Return to the expanded view for Average F198 and scroll down to the bottom of the page.
You are now looking at the mutation heat map for Average F198 for the hnRNPA1 RNA. This is a similar view to the mutational scanning map, but instead of showing a summary, it now shows the specific effect of each point mutation. Blue values show positions where replacing the wild-type amino acid with the amino acid labeled on the Y-axis would drop the value of the feature, while red values show positions where replacing the wild-type would increase it. In other words, columns with lots of blue are amino acids the model really wants to retain for that feature.
For our IDR, the mutation heat map has several strongly blue columns. We'll zoom in on some of these by clicking and dragging: let's center the map around residues 21 to 41.
We can see from the X-axis at the bottom, that many of the strongly blue bands correspond to F - for example, F21 and F29 are especially favorable. Other favorable amino acids include G (especially from G22 to G31) - while mutating these amino acids to most other amino acids except F and Y would not drop the feature as much as mutating F21 or F29, we would still see a drop in the feature. Finally, Rs are also frequently favorable, especially F25. Interestingly, the same amino acid at different positions contribute differently to the feature: F35 is still favorable, but not as much as F21 or F29. While it is difficult to say why exactly, we can speculate that it has to do with the context: F21 and F29 are surrounded by more Gs, and form more of a continuous stretch of favorable residues.

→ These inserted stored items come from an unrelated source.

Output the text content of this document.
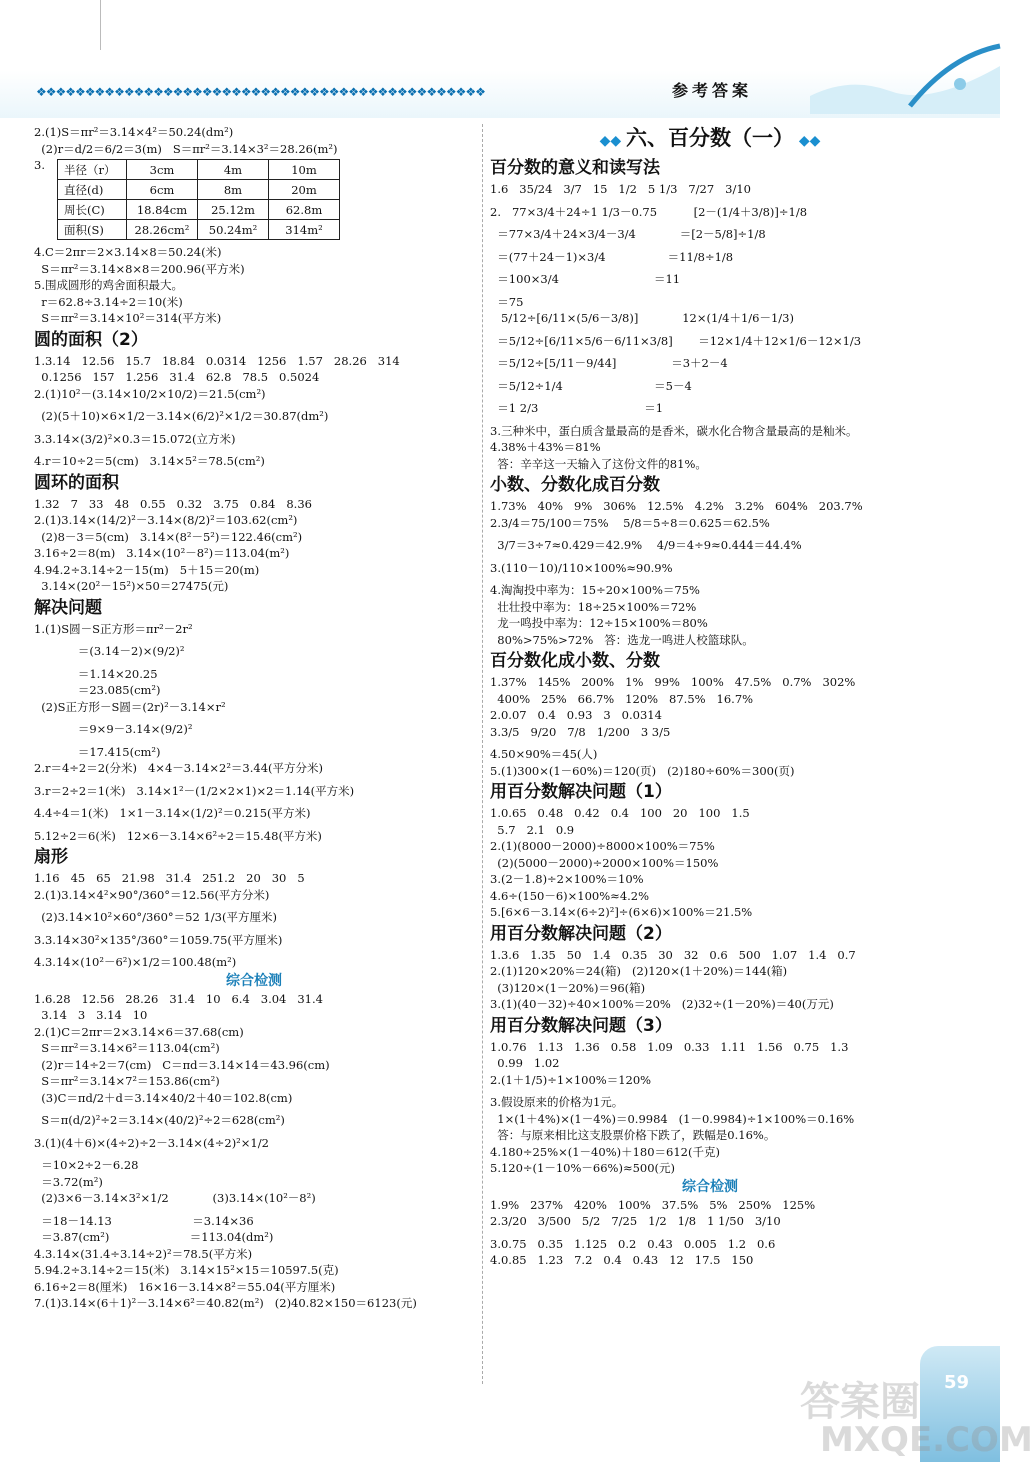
❖❖❖❖❖❖❖❖❖❖❖❖❖❖❖❖❖❖❖❖❖❖❖❖❖❖❖❖❖❖❖❖❖❖❖❖❖❖❖❖❖❖❖❖❖❖	参考答案
2.(1)S＝πr²＝3.14×4²＝50.24(dm²)
(2)r＝d/2＝6/2＝3(m)   S＝πr²＝3.14×3²＝28.26(m²)
3. 半径（r）	3cm	4m	10m
直径(d)	6cm	8m	20m
周长(C)	18.84cm	25.12m	62.8m
面积(S)	28.26cm²	50.24m²	314m²
4.C＝2πr＝2×3.14×8＝50.24(米)
S＝πr²＝3.14×8×8＝200.96(平方米)
5.围成圆形的鸡舍面积最大。
r＝62.8÷3.14÷2＝10(米)
S＝πr²＝3.14×10²＝314(平方米)
圆的面积（2）
1.3.14   12.56   15.7   18.84   0.0314   1256   1.57   28.26   314
0.1256   157   1.256   31.4   62.8   78.5   0.5024
2.(1)10²－(3.14×10/2×10/2)＝21.5(cm²)
(2)(5＋10)×6×1/2－3.14×(6/2)²×1/2＝30.87(dm²)
3.3.14×(3/2)²×0.3＝15.072(立方米)
4.r＝10÷2＝5(cm)   3.14×5²＝78.5(cm²)
圆环的面积
1.32   7   33   48   0.55   0.32   3.75   0.84   8.36
2.(1)3.14×(14/2)²－3.14×(8/2)²＝103.62(cm²)
(2)8－3＝5(cm)   3.14×(8²－5²)＝122.46(cm²)
3.16÷2＝8(m)   3.14×(10²－8²)＝113.04(m²)
4.94.2÷3.14÷2－15(m)   5＋15＝20(m)
3.14×(20²－15²)×50＝27475(元)
解决问题
1.(1)S圆－S正方形＝πr²－2r²
＝(3.14－2)×(9/2)²
＝1.14×20.25
＝23.085(cm²)
(2)S正方形－S圆＝(2r)²－3.14×r²
＝9×9－3.14×(9/2)²
＝17.415(cm²)
2.r＝4÷2＝2(分米)   4×4－3.14×2²＝3.44(平方分米)
3.r＝2÷2＝1(米)   3.14×1²－(1/2×2×1)×2＝1.14(平方米)
4.4÷4＝1(米)   1×1－3.14×(1/2)²＝0.215(平方米)
5.12÷2＝6(米)   12×6－3.14×6²÷2＝15.48(平方米)
扇形
1.16   45   65   21.98   31.4   251.2   20   30   5
2.(1)3.14×4²×90°/360°＝12.56(平方分米)
(2)3.14×10²×60°/360°＝52 1/3(平方厘米)
3.3.14×30²×135°/360°＝1059.75(平方厘米)
4.3.14×(10²－6²)×1/2＝100.48(m²)
综合检测
1.6.28   12.56   28.26   31.4   10   6.4   3.04   31.4
3.14   3   3.14   10
2.(1)C＝2πr＝2×3.14×6＝37.68(cm)
S＝πr²＝3.14×6²＝113.04(cm²)
(2)r＝14÷2＝7(cm)   C＝πd＝3.14×14＝43.96(cm)
S＝πr²＝3.14×7²＝153.86(cm²)
(3)C＝πd/2＋d＝3.14×40/2＋40＝102.8(cm)
S＝π(d/2)²÷2＝3.14×(40/2)²÷2＝628(cm²)
3.(1)(4＋6)×(4÷2)÷2－3.14×(4÷2)²×1/2
＝10×2÷2－6.28
＝3.72(m²)
(2)3×6－3.14×3²×1/2            (3)3.14×(10²－8²)
＝18－14.13                      ＝3.14×36
＝3.87(cm²)                      ＝113.04(dm²)
4.3.14×(31.4÷3.14÷2)²＝78.5(平方米)
5.94.2÷3.14÷2＝15(米)   3.14×15²×15＝10597.5(克)
6.16÷2＝8(厘米)   16×16－3.14×8²＝55.04(平方厘米)
7.(1)3.14×(6＋1)²－3.14×6²＝40.82(m²)   (2)40.82×150＝6123(元)
◆◆ 六、百分数（一） ◆◆
百分数的意义和读写法
1.6   35/24   3/7   15   1/2   5 1/3   7/27   3/10
2.   77×3/4＋24÷1 1/3－0.75          [2－(1/4＋3/8)]÷1/8
＝77×3/4＋24×3/4－3/4            ＝[2－5/8]÷1/8
＝(77＋24－1)×3/4                 ＝11/8÷1/8
＝100×3/4                          ＝11
＝75
5/12÷[6/11×(5/6－3/8)]            12×(1/4＋1/6－1/3)
＝5/12÷[6/11×5/6－6/11×3/8]       ＝12×1/4＋12×1/6－12×1/3
＝5/12÷[5/11－9/44]               ＝3＋2－4
＝5/12÷1/4                         ＝5－4
＝1 2/3                             ＝1
3.三种米中，蛋白质含量最高的是香米，碳水化合物含量最高的是籼米。
4.38%＋43%＝81%
答：辛辛这一天输入了这份文件的81%。
小数、分数化成百分数
1.73%   40%   9%   306%   12.5%   4.2%   3.2%   604%   203.7%
2.3/4＝75/100＝75%    5/8＝5÷8＝0.625＝62.5%
3/7＝3÷7≈0.429＝42.9%    4/9＝4÷9≈0.444＝44.4%
3.(110－10)/110×100%≈90.9%
4.淘淘投中率为：15÷20×100%＝75%
壮壮投中率为：18÷25×100%＝72%
龙一鸣投中率为：12÷15×100%＝80%
80%>75%>72%   答：选龙一鸣进人校篮球队。
百分数化成小数、分数
1.37%   145%   200%   1%   99%   100%   47.5%   0.7%   302%
400%   25%   66.7%   120%   87.5%   16.7%
2.0.07   0.4   0.93   3   0.0314
3.3/5   9/20   7/8   1/200   3 3/5
4.50×90%＝45(人)
5.(1)300×(1－60%)＝120(页)   (2)180÷60%＝300(页)
用百分数解决问题（1）
1.0.65   0.48   0.42   0.4   100   20   100   1.5
5.7   2.1   0.9
2.(1)(8000－2000)÷8000×100%＝75%
(2)(5000－2000)÷2000×100%＝150%
3.(2－1.8)÷2×100%＝10%
4.6÷(150－6)×100%≈4.2%
5.[6×6－3.14×(6÷2)²]÷(6×6)×100%＝21.5%
用百分数解决问题（2）
1.3.6   1.35   50   1.4   0.35   30   32   0.6   500   1.07   1.4   0.7
2.(1)120×20%＝24(箱)   (2)120×(1＋20%)＝144(箱)
(3)120×(1－20%)＝96(箱)
3.(1)(40－32)÷40×100%＝20%   (2)32÷(1－20%)＝40(万元)
用百分数解决问题（3）
1.0.76   1.13   1.36   0.58   1.09   0.33   1.11   1.56   0.75   1.3
0.99   1.02
2.(1＋1/5)÷1×100%＝120%
3.假设原来的价格为1元。
1×(1＋4%)×(1－4%)＝0.9984   (1－0.9984)÷1×100%＝0.16%
答：与原来相比这支股票价格下跌了，跌幅是0.16%。
4.180÷25%×(1－40%)＋180＝612(千克)
5.120÷(1－10%－66%)≈500(元)
综合检测
1.9%   237%   420%   100%   37.5%   5%   250%   125%
2.3/20   3/500   5/2   7/25   1/2   1/8   1 1/50   3/10
3.0.75   0.35   1.125   0.2   0.43   0.005   1.2   0.6
4.0.85   1.23   7.2   0.4   0.43   12   17.5   150
答案圈
MXQE.COM
59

Our method is deterministic, and will produce the same outputs each time you input the sequence (excepting version updates.) However, if you think you might run the same sequence multiple times to revisit these outputs, you might want to skip the processing time. The sequence logos and mutation scanning maps are rendered as image files, and can be saved simply by right-clicking and downloading them. The mutation heat map can be saved as a PNG by hovering, and then clicking the camera icon on the menu to "download plot as a png."